# stubborn husband



## puzzled1 (Sep 23, 2009)

hello, 

We've been married for 20+ years, two teen girls. Hubby is an admitted OCD control freak, who is getting worse by the day. Last week we argued because he didn't like the front grill of a SUV I was admiring, but I said I kinda do like it. He responded as he always does... "yeah, ofcourse you WOULD like it because I don't". I can't have my own opinion without feeling bad about it. I'm by nature a happy positive thinking person. He is negative, and bitter, but only with me and te kids. Our kids are good, accomplished involved kids, but their kids. He makes them feel like they're always falling short of his approval. I've discussed this with him and now he belittles me, and then pouts about it. If things don't go HIS way, he's mad. He will occasionally concede, but he'll remind me several times that he did. He complains if the kids leave without giving him a kiss, but yet he NEVER reaches out to them. He expects everyone to come to him. 

He drives down the street making angry comments about how stupidly a car is parked, how he wants to move because of all the "F-ing" kids in the CDS, He complains that the neighbors have too much furniture on their porch (they have two rockers). He complains that his brother-in-law bought the wrong truck...that he should have bought one with an extra cab. I've been hearing this one for THREE YEARS!! He complains about and to the kids daily. Can't give a compliment without it being followed by some negative comment. This is how his mother is, and for years, I used to ask him why she is always unhappy. Now it's him. He seems to be his most content when he has destroyed everyone elses mood. I can't live like this anymore. There's no laughter, no fun, I dread being home when he is, yet I miss the fun loving person he used to be. I want to talk to him about going to counseling himself, but anything I say is construde as an attack. Several months ago, we had a talk wherein he broke down, and told me that his parents fought non-stop, and he doesn't want to be like that, yet it seems like he is recreating his childhood environment, because he is comfortable there??? Please help.


----------



## dobo (Jun 30, 2009)

He needs counseling.


----------



## puzzled1 (Sep 23, 2009)

Thanks Dobo, I know. He and we need counseling, but I know he sees the problems, but equates it to my disagreeing with him. Admittedly, we do disagree alot on parenting. He is the youngest of three, by at least 5 years, the golden child of the family, and I'm one of 8, right in the middle. He believes in military style parenting, and I believe in positive encouragement. Recently, our 18yo started college, and moved out because she cannot tolerate his negativity and nitpicking all the time. Since her job is very near our house, I told him she's probably going to come home for lunch and a visit. his reply was to tell her to bring her own sack lunch, because she doesn't live here anymore, and if she's not going to do things his way, meaning live at home, and leave when HE thinks she's ready, he's not going to help her at all. We aren't. She pays her own rent, yes she uses a car of ours to get to and from work and school, but he also wanted to take that away... He is a bitter bitter bitter aweful person, who won't acknowledge it.


----------



## dobo (Jun 30, 2009)

He disagrees with everything. He's got a very negative way of interpreting everything. That can't be about you.

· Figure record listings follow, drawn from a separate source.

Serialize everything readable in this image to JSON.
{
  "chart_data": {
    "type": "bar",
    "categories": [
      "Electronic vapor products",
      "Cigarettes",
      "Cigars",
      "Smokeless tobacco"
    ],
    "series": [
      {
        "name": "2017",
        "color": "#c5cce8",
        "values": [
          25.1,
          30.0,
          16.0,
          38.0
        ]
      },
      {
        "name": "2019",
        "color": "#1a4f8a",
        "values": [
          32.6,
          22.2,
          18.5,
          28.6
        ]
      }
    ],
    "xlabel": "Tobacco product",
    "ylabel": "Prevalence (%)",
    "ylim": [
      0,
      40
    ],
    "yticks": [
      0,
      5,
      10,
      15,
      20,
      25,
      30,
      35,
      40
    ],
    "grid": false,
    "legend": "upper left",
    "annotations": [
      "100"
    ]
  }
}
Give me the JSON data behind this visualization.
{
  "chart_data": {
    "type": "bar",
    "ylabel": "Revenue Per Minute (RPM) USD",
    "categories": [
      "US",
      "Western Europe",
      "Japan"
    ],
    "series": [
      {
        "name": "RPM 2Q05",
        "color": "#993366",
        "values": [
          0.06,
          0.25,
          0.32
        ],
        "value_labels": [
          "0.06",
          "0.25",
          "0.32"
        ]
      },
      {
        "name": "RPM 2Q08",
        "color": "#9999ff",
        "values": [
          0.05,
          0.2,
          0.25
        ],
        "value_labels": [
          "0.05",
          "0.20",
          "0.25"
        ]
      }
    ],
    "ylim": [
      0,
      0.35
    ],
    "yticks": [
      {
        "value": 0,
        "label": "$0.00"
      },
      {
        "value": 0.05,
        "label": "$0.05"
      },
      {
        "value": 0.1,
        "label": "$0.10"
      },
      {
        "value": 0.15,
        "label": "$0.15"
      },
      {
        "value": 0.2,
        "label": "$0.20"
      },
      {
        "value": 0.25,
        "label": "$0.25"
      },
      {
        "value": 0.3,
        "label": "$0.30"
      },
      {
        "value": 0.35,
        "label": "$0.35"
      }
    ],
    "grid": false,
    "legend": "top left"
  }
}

Ask him if he enjoys being around people who are generally in a good mood. Ask him if being around people who are positive is better than being around people who are negative. Ask him if he feels he is a positive or negative person and how other people feel being around him. 

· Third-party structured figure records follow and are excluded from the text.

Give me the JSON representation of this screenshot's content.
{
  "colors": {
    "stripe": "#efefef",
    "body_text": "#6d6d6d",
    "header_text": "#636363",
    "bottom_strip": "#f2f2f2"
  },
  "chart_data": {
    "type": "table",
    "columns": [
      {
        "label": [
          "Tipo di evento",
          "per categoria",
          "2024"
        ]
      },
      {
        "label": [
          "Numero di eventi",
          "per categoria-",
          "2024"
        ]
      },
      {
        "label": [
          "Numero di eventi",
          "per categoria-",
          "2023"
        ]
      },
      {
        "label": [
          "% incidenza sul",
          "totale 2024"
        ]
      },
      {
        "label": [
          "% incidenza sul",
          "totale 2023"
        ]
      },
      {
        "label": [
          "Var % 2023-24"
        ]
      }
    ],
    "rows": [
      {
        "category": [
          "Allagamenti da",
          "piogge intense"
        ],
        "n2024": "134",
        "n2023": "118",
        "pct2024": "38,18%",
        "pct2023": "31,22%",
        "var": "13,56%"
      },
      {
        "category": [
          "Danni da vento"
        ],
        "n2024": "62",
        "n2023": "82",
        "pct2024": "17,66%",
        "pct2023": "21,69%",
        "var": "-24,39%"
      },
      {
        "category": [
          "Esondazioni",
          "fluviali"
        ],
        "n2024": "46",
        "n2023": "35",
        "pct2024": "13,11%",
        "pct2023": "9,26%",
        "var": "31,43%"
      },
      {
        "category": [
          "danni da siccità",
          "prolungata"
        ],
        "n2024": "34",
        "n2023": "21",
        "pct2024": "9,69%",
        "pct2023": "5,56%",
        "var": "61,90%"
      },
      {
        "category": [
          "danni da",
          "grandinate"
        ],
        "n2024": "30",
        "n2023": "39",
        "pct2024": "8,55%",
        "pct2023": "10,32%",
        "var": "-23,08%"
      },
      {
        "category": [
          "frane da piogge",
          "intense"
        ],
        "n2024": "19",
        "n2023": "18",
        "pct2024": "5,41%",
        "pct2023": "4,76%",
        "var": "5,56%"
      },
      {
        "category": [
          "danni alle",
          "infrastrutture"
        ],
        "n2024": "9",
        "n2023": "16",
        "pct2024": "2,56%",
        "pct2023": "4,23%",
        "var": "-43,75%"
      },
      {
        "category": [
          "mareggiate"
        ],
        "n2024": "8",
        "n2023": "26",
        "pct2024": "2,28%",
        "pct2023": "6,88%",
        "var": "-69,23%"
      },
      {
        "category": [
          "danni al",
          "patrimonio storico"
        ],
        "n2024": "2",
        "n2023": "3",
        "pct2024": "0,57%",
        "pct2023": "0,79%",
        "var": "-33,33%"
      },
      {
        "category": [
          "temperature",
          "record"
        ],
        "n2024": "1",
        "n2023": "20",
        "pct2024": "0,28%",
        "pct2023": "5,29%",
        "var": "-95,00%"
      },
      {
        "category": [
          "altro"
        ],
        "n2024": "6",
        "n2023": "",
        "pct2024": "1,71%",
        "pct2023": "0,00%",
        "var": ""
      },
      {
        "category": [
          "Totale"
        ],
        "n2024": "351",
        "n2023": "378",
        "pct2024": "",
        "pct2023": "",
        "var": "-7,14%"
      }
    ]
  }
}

Then ask him if he is happy.

Then ask him if he'd like to be happier.

Then ask him if he'd like the two of you to be happier.

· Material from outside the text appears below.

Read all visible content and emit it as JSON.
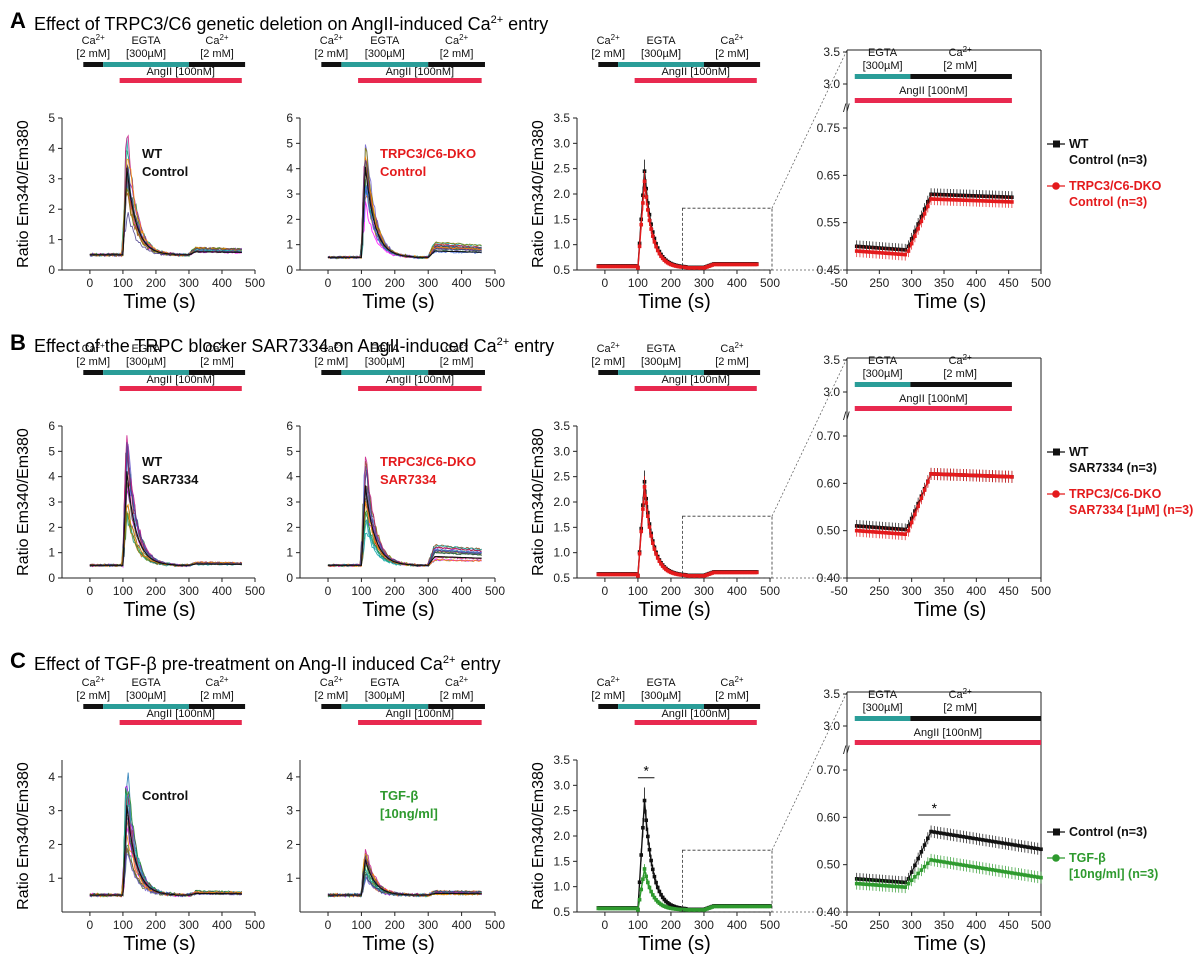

Then ask him to consider counseling for both your happiness.


----------



## Believe (Aug 27, 2009)

I use to be very negative, not to that extreme. I never noticed how bad it was until my husband left. I have been working on myself alot. The first book I read and still feel it helped the most was "The Power of Now" by Eckhart Tolle. Here is a quote 
"Where there is anger, there is always pain underneath" 
However if he is just not ready, it won't affect him. I wish it didn't take my life to fall apart for me to realize.
Try to remember you can't change someone else, but you can influence them to make changes by the way you act towards them.


----------



## puzzled1 (Sep 23, 2009)

Thanks again for your responses. I will take your suggestions and see if he will consider. If not, I'll be flying solo.


----------